Tautan-tautan Akses

Topan Telantarkan Ribuan Orang, Banjiri Desa-desa di Filipina


Anak-anak menggunakan lemari es sebagai perahu untuk menyeberangi gang banjir di Candaba, Pampanga, utara Manila, Filipina, 18 Desember 2015, sebagai ilustrasi. (Foto: AFP)

Topan yang bergerak cepat memaksa ribuan warga desa mengungsi di provinsi-provinsi di bagian selatan ibu kota Filipina pada Senin (25/10), membuat desa-desa kebanjiran dan menerbangkan atap-atap rumah, kata para pejabat.

Belum ada laporan mengenai korban Topan Molave, tetapi pihak berwenang melaporkan sedikitnya satu orang hilang dan tujuh lainnya diselamatkan setelah yacht mereka tenggelam di lepas pantai Provinsi Batangas, di sebelah selatan Manila.

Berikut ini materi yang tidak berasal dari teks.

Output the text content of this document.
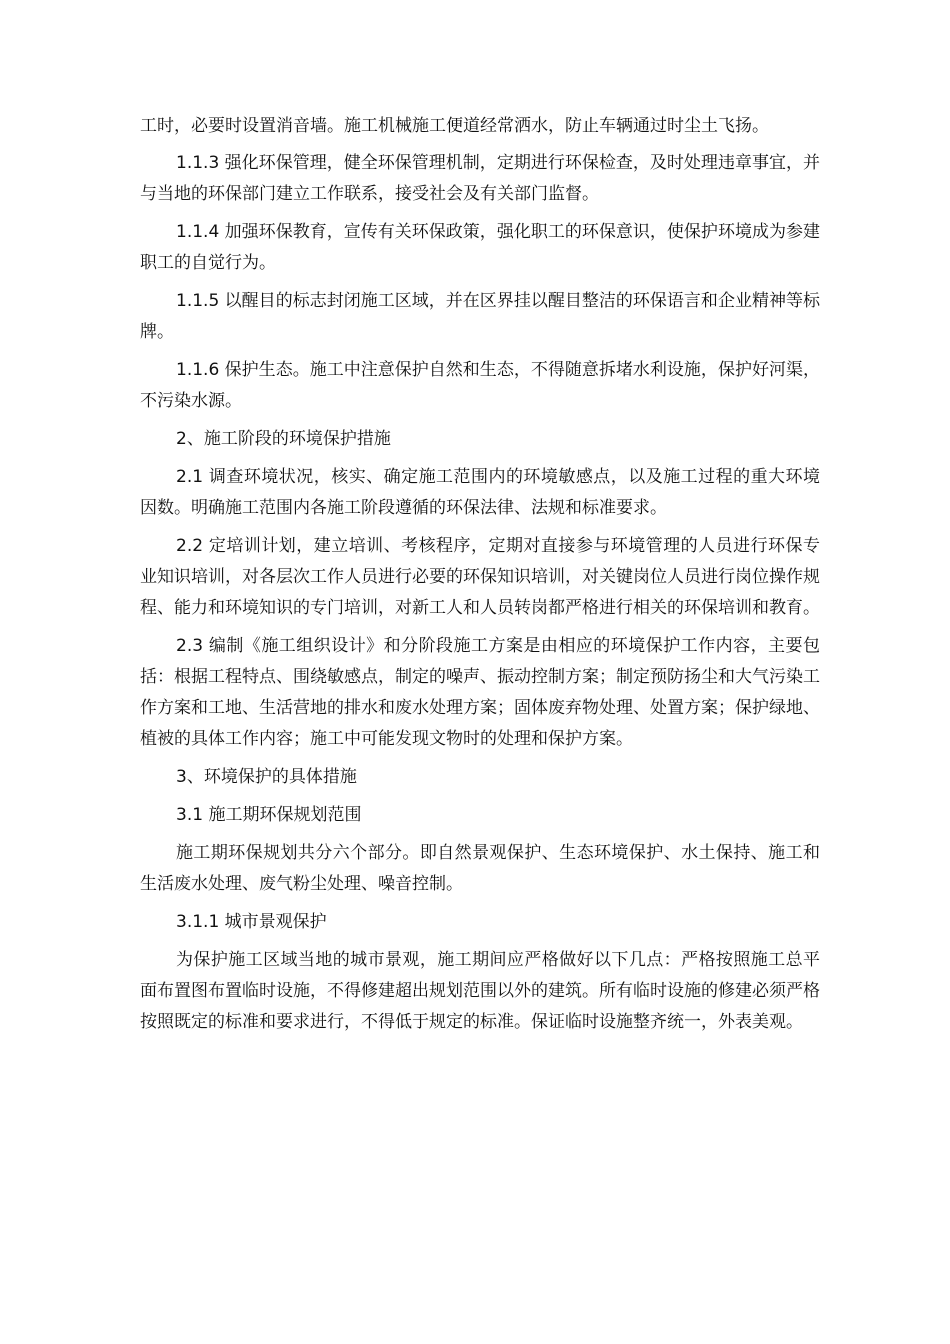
工时，必要时设置消音墙。施工机械施工便道经常洒水，防止车辆通过时尘土飞扬。

1.1.3 强化环保管理，健全环保管理机制，定期进行环保检查，及时处理违章事宜，并与当地的环保部门建立工作联系，接受社会及有关部门监督。

1.1.4 加强环保教育，宣传有关环保政策，强化职工的环保意识，使保护环境成为参建职工的自觉行为。

1.1.5 以醒目的标志封闭施工区域，并在区界挂以醒目整洁的环保语言和企业精神等标牌。

1.1.6 保护生态。施工中注意保护自然和生态，不得随意拆堵水利设施，保护好河渠，不污染水源。

2、施工阶段的环境保护措施

2.1 调查环境状况，核实、确定施工范围内的环境敏感点，以及施工过程的重大环境因数。明确施工范围内各施工阶段遵循的环保法律、法规和标准要求。

2.2 定培训计划，建立培训、考核程序，定期对直接参与环境管理的人员进行环保专业知识培训，对各层次工作人员进行必要的环保知识培训，对关键岗位人员进行岗位操作规程、能力和环境知识的专门培训，对新工人和人员转岗都严格进行相关的环保培训和教育。

2.3 编制《施工组织设计》和分阶段施工方案是由相应的环境保护工作内容，主要包括：根据工程特点、围绕敏感点，制定的噪声、振动控制方案；制定预防扬尘和大气污染工作方案和工地、生活营地的排水和废水处理方案；固体废弃物处理、处置方案；保护绿地、植被的具体工作内容；施工中可能发现文物时的处理和保护方案。

3、环境保护的具体措施

3.1 施工期环保规划范围

施工期环保规划共分六个部分。即自然景观保护、生态环境保护、水土保持、施工和生活废水处理、废气粉尘处理、噪音控制。

3.1.1 城市景观保护

为保护施工区域当地的城市景观，施工期间应严格做好以下几点：严格按照施工总平面布置图布置临时设施，不得修建超出规划范围以外的建筑。所有临时设施的修建必须严格按照既定的标准和要求进行，不得低于规定的标准。保证临时设施整齐统一，外表美观。
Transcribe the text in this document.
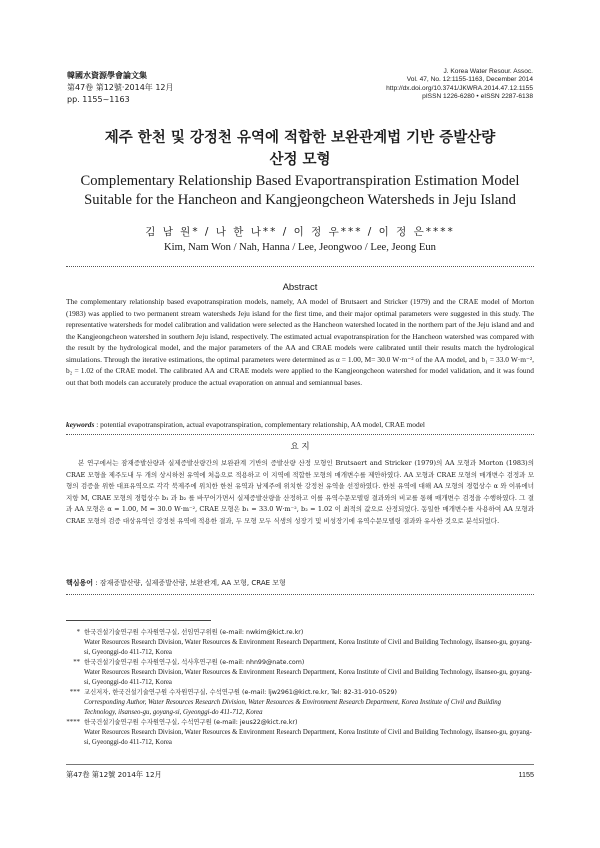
韓國水資源學會論文集
第47卷 第12號·2014年 12月
pp. 1155~1163
J. Korea Water Resour. Assoc.
Vol. 47, No. 12:1155-1163, December 2014
http://dx.doi.org/10.3741/JKWRA.2014.47.12.1155
pISSN 1226-6280 • eISSN 2287-6138
제주 한천 및 강정천 유역에 적합한 보완관계법 기반 증발산량
산정 모형
Complementary Relationship Based Evaportranspiration Estimation Model
Suitable for the Hancheon and Kangjeongcheon Watersheds in Jeju Island
김 남 원* / 나 한 나** / 이 정 우*** / 이 정 은****
Kim, Nam Won / Nah, Hanna / Lee, Jeongwoo / Lee, Jeong Eun
Abstract

The complementary relationship based evapotranspiration models, namely, AA model of Brutsaert and Stricker (1979) and the CRAE model of Morton (1983) was applied to two permanent stream watersheds Jeju island for the first time, and their major optimal parameters were suggested in this study. The representative watersheds for model calibration and validation were selected as the Hancheon watershed located in the northern part of the Jeju island and and the Kangjeongcheon watershed in southern Jeju island, respectively. The estimated actual evapotranspiration for the Hancheon watershed was compared with the result by the hydrological model, and the major parameters of the AA and CRAE models were calibrated until their results match the hydrological simulations. Through the iterative estimations, the optimal parameters were determined as α = 1.00, M= 30.0 W·m⁻² of the AA model, and b₁ = 33.0 W·m⁻², b₂ = 1.02 of the CRAE model. The calibrated AA and CRAE models were applied to the Kangjeongcheon watershed for model validation, and it was found out that both models can accurately produce the actual evaporation on annual and semiannual bases.

keywords : potential evapotranspiration, actual evapotranspiration, complementary relationship, AA model, CRAE model
요 지
본 연구에서는 잠재증발산량과 실제증발산량간의 보완관계 기반의 증발산량 산정 모형인 Brutsaert and Stricker (1979)의 AA 모형과 Morton (1983)의 CRAE 모형을 제주도내 두 개의 상시하천 유역에 처음으로 적용하고 이 지역에 적합한 모형의 매개변수를 제안하였다. AA 모형과 CRAE 모형의 매개변수 검정과 모형의 검증을 위한 대표유역으로 각각 북제주에 위치한 한천 유역과 남제주에 위치한 강정천 유역을 선정하였다. 한천 유역에 대해 AA 모형의 경험상수 α 와 이류에너지항 M, CRAE 모형의 경험상수 b₁ 과 b₂ 를 바꾸어가면서 실제증발산량을 산정하고 이를 유역수문모델링 결과와의 비교를 통해 매개변수 검정을 수행하였다. 그 결과 AA 모형은 α = 1.00, M = 30.0 W·m⁻², CRAE 모형은 b₁ = 33.0 W·m⁻², b₂ = 1.02 이 최적의 값으로 산정되었다. 동일한 매개변수를 사용하여 AA 모형과 CRAE 모형의 검증 대상유역인 강정천 유역에 적용한 결과, 두 모형 모두 식생의 성장기 및 비성장기에 유역수문모델링 결과와 유사한 것으로 분석되었다.
핵심용어 : 잠재증발산량, 실제증발산량, 보완관계, AA 모형, CRAE 모형
* 한국건설기술연구원 수자원연구실, 선임연구위원 (e-mail: nwkim@kict.re.kr)
Water Resources Research Division, Water Resources & Environment Research Department, Korea Institute of Civil and Building Technology, ilsanseo-gu, goyang-si, Gyeonggi-do 411-712, Korea
** 한국건설기술연구원 수자원연구실, 석사후연구원 (e-mail: nhn99@nate.com)
Water Resources Research Division, Water Resources & Environment Research Department, Korea Institute of Civil and Building Technology, ilsanseo-gu, goyang-si, Gyeonggi-do 411-712, Korea
*** 교신저자, 한국건설기술연구원 수자원연구실, 수석연구원 (e-mail: ljw2961@kict.re.kr, Tel: 82-31-910-0529)
Corresponding Author, Water Resources Research Division, Water Resources & Environment Research Department, Korea Institute of Civil and Building Technology, ilsanseo-gu, goyang-si, Gyeonggi-do 411-712, Korea
**** 한국건설기술연구원 수자원연구실, 수석연구원 (e-mail: jeus22@kict.re.kr)
Water Resources Research Division, Water Resources & Environment Research Department, Korea Institute of Civil and Building Technology, ilsanseo-gu, goyang-si, Gyeonggi-do 411-712, Korea
第47卷 第12號 2014年 12月	1155
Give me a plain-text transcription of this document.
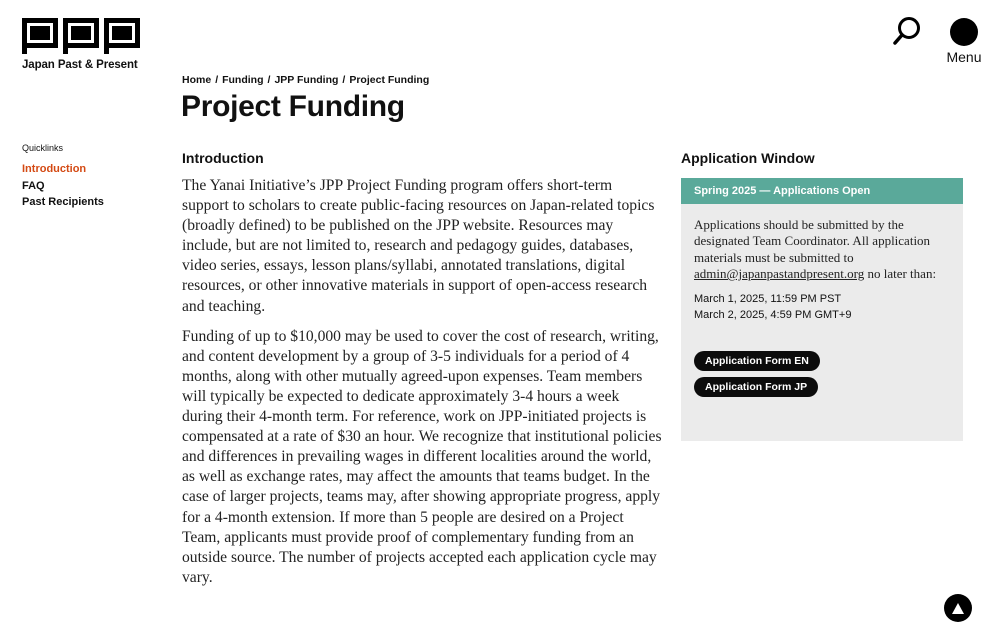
Japan Past & Present	Menu
Home / Funding / JPP Funding / Project Funding
Project Funding
Quicklinks
Introduction
FAQ
Past Recipients
Introduction

The Yanai Initiative’s JPP Project Funding program offers short-term support to scholars to create public-facing resources on Japan-related topics (broadly defined) to be published on the JPP website. Resources may include, but are not limited to, research and pedagogy guides, databases, video series, essays, lesson plans/syllabi, annotated translations, digital resources, or other innovative materials in support of open-access research and teaching.

Funding of up to $10,000 may be used to cover the cost of research, writing, and content development by a group of 3-5 individuals for a period of 4 months, along with other mutually agreed-upon expenses. Team members will typically be expected to dedicate approximately 3-4 hours a week during their 4-month term. For reference, work on JPP-initiated projects is compensated at a rate of $30 an hour. We recognize that institutional policies and differences in prevailing wages in different localities around the world, as well as exchange rates, may affect the amounts that teams budget. In the case of larger projects, teams may, after showing appropriate progress, apply for a 4-month extension. If more than 5 people are desired on a Project Team, applicants must provide proof of complementary funding from an outside source. The number of projects accepted each application cycle may vary.

Application Window
Spring 2025 — Applications Open

Applications should be submitted by the designated Team Coordinator. All application materials must be submitted to admin@japanpastandpresent.org no later than:

March 1, 2025, 11:59 PM PST
March 2, 2025, 4:59 PM GMT+9
Application Form EN
Application Form JP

Topan itu membawa angin berkecepatan 125 km/jam dan hembusan hingga 180 km/jam. Para pakar cuaca pemerintah sebelumnya memperkirakan Molave akan mulai meninggalkan negara itu ke arah Laut China Selatan pada hari Senin (26/10).

Sedikitnya 25 ribu warga desa mengungsi, dengan sekitar 20 ribu berlindung di sekolah-sekolah dan gedung-gedung pemerintah yang diubah menjadi pusat evakuasi, jelas Kantor Pertahanan Sipil.

“Warga desa sekarang meminta diselamatkan karena tiupan angin mendadak yang menerbangkan atap,” kata Gubernur Provinsi Oriental Mindoro Humerlito Dolor kepada radio DZMM.

Dolor mengatakan guyuran hujan pada Minggu (25/10) malam membanjiri desa-desa pertanian di provinsinya, disusul oleh angin kencang yang menumbangkan pohon dan tiang-tiang listrik pada Senin (26/10) pagi, memutuskan aliran listrik. Pihak berwenang membersihkan jalan dari pohon tumbang dan puing-puing di sejumlah kota setelah topan berlalu, ujarnya.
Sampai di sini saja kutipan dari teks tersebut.